At the core of these failings are a number of problems inherent in the way the detention system operates. Firstly, Brook House was originally designed to operate as a high security short-term handling centre for detainees including ex-prisoners facing imminent deportation. Yet many detainees are held there for far longer than originally envisaged, the routine experience across the detention estate. "The challenge at Brook House was significantly compounded by poor design which built in boredom by providing too little purposeful activity on the erroneous assumption that detainees would be staying only a few days." Thus, 41% had been in Brook House more than 6 months and 15% more than 1 year. The poor design, coupled with the prolonged length of detention, also had a direct effect on the lack of activities available to detainees, and therefore had a direct knock-on effect on discipline.

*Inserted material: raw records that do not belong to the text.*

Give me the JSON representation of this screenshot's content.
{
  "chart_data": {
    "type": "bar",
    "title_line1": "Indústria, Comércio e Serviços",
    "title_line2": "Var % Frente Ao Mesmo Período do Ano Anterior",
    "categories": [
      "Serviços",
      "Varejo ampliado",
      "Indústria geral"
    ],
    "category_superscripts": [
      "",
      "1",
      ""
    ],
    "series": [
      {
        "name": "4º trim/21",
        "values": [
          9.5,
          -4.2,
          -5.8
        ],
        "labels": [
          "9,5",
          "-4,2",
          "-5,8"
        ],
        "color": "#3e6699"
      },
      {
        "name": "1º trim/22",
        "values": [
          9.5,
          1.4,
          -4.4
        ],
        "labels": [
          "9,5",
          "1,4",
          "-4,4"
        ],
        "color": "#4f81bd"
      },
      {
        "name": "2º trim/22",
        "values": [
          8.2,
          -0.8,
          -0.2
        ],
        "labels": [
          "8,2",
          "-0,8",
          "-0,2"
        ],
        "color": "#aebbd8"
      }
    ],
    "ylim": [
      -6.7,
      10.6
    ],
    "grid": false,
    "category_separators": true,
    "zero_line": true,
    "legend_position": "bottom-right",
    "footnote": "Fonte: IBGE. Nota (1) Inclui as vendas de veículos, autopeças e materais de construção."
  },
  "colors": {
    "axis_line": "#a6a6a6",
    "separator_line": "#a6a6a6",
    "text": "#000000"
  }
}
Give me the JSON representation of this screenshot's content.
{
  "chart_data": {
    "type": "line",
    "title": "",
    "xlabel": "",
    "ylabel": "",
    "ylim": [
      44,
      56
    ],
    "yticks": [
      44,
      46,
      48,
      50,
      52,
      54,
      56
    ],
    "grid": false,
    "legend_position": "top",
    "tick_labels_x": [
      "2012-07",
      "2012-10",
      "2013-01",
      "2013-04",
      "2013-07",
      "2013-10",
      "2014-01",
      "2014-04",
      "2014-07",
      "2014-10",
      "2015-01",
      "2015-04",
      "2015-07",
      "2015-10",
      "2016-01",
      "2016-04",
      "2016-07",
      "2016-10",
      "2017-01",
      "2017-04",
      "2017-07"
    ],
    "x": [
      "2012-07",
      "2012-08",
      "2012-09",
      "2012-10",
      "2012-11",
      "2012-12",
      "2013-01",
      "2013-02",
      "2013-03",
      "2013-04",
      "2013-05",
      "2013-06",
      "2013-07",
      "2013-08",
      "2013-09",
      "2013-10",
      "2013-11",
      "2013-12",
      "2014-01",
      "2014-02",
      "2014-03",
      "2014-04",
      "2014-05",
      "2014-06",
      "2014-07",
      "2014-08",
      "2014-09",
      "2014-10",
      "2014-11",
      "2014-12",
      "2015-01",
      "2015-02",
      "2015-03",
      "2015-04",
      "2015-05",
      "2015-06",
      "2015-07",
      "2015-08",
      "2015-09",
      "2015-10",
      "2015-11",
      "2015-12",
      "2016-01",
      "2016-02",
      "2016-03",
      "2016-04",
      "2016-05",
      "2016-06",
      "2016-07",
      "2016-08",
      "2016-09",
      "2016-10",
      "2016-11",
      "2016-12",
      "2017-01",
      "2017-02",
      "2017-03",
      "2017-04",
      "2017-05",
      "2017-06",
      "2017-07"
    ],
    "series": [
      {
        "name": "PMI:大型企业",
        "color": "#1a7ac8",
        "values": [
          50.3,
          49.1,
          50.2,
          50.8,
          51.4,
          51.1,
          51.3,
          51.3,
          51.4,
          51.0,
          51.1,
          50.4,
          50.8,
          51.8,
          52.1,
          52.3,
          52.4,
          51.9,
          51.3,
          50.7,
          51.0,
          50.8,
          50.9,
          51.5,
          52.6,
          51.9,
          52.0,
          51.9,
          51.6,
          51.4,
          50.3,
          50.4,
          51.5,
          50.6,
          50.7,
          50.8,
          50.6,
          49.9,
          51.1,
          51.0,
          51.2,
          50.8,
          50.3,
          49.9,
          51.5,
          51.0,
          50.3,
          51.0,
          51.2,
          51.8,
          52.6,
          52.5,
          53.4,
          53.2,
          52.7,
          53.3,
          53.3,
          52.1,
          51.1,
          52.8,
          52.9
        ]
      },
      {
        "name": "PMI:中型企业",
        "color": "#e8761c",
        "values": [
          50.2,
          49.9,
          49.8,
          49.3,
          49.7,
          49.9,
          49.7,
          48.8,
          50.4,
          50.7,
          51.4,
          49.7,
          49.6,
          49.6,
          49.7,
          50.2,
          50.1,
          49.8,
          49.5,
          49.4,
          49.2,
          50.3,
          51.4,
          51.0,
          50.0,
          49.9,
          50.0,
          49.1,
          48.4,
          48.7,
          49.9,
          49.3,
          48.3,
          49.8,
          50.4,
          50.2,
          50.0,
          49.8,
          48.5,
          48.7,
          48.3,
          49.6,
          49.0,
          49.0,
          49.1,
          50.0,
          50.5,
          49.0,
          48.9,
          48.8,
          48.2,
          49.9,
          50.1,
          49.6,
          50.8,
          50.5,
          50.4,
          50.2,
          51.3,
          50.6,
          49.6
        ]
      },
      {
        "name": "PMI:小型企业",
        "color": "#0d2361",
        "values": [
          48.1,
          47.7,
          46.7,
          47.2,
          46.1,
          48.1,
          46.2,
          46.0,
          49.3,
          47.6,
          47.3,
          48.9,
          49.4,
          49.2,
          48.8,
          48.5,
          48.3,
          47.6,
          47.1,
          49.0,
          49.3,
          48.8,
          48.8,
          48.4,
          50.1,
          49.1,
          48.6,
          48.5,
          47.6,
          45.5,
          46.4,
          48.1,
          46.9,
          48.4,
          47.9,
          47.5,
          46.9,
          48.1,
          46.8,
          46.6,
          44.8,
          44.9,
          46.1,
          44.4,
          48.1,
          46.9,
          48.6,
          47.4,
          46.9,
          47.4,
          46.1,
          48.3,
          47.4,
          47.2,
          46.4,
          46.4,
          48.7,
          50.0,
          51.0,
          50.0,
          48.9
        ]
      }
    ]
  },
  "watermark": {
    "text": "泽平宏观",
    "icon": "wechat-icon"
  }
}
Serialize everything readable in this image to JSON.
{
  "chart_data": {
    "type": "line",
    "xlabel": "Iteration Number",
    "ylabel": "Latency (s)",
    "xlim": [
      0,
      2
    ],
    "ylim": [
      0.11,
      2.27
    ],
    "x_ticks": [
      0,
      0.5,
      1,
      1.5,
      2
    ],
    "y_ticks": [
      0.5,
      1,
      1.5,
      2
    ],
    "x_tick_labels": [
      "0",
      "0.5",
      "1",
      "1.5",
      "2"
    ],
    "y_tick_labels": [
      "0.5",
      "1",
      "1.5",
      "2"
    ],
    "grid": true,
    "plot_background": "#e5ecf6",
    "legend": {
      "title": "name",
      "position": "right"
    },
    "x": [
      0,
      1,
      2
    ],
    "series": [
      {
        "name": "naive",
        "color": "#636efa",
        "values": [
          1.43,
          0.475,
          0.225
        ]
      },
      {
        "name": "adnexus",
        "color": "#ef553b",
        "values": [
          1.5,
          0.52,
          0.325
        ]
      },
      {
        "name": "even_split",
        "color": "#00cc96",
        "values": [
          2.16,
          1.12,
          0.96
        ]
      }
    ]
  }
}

Another problem, which is common to all facets of the detention estate, is the inevitable bureaucratic ineptitude of such systems where, for example, ten Zimbabweans were found to be being held at the centre, despite the suspension of enforced removals to Harare. One of these had been in detention for three years and four months. Such problems can be laid directly at the door of the UK Borders Agency. However, many of the problems the Inspectorate found at Brook House were as a direct result of the way G4S operates.

G4S has done very nicely out of running parts of the last year, contributing a tidy sum to the £500m in pre-tax profit it made last year on an overall group turnover of £7bn. And like most other outsourcing companies, it maximises its profits by cutting its running costs to the bone: employing poorly trained staff on the lowest wages at at the lowest staffing levels they can get away with. The consequence is a high staff turnover and low morale. This was exacerbated at Brook House by what the report terms "an outbreak of serious disorder the previous summer", an incident that the company and UKBA played down at the time.

The result is what appears to be a general lack of communication between staff and prisoners and "a high level of spontaneous use of force in response to incidents on wings and in the separation unit", something that appears to relate directly to the staff's own perceived lack of control over the detainees. The inspection also found "[t]here was little confidence in the complaints system. There were some long delays in replies to complaints, which were often unhelpful and likely to frustrate." Compared to the standard detention estate comparator, Brook House residents made significantly more complaints 39% vs. 33%, but only 16% (4) of the 25 non-English speaking respondents (against 44% of the 129 English speakers). This appears in large part due to the fact that, whilst complaint forms were available in 8 languages, the actual instructions on how to complain were only available in English.*

Detainees and visitors to Brook House have complained about the way the centre operates from day one and nothing much has changed. In fact, the situation has deteriorated and it's time that the government cut its losses and closed this expensive white elephant. It has the perfect excuse: give G4S the elbow and save some of our hard earned taxes.

* Additionally, "significantly fewer non-English speakers (32%) than English speakers (56%) reported being treated well or very well by escort staff and 36% compared with 52% by reception staff. Significantly more non-English speakers (80%) than English speakers (66%) reported feeling unsafe."